While a gallery in the premises showcases works of Palestinian artists, a museum features audio-visual presentations that include an animated history of the region, military pornography and excerpts from the Oscar-nominated documentary 5 Broken Cameras, alongside one of those cameras on display. The gift shop, meanwhile, offers merchandise by Banksy.
Boasting a five-star rating on TripAdvisor, among the highlights of the boutique hotel are Banksy’s works that include feathers painted across a wall depicting a pillow fight between an Israeli soldier and Palestinian youth, a monkey dressed as a porter, and cheetah painted in the presidential suite.
One of the artist’s triptychs once installed in the hotel, Mediterranean Sea View, sold at a 2020 Sotheby’s auction for £2.23 million, with the proceeds donated to the Bethlehem NGO.
In a post dated October 12, 2023, the hotel website regrets being closed for the time being due to major developments in the region.

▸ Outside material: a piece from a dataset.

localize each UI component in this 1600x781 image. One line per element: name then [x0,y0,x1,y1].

The British artist’s works in the region
One of Banksy’s earliest graffiti here was the 2003 mural in Jerusalem, Love Is In The Air, also known as Flower Thrower. Painted shortly after the construction of the West Bank Wall, the stenciled work shows a young man leaning back with his arm stretched outwards, to throw something aggressively — instead of a bomb or a grenade, it is a bouquet of flowers, representing peace and beauty.
If in the wall work “The Armoured Dove” a dove wearing a bulletproof vest is seen in Bethlehem, another work has a small girl in a pink dress, thought to be Palestinian, frisking an Israeli soldier. A donkey is being asked for its identity card by an Israeli soldier in a spray-painted wall, and another mural in Beit Hanoun has a figure painted on a door destroyed by Israeli military — wearing a head scarf, the piece is arguably inspired by the Greek mythological figure Niobe, who transformed into a weeping stone after mourning the death of her children.
One of his most talked about projects in the region, meanwhile, are the set of large murals painted on the segregation wall in 2005. In one of the works, two boys are playing with buckets and shovels, creating sandcastles on a beach painted on an ostensibly broken section on the wall. In another part of the wall, Banksy paints a variation of his iconic Girl With Balloon with helium balloons. Yet another work has a ladder to crossover.
A 2015 report in The Independent quotes the artist as stating: “Gaza is often described as ‘the world’s largest open air prison’ because no-one is allowed to enter or leave. But that seems a bit unfair to prisons — they don’t have their electricity and drinking water cut off randomly almost every day.”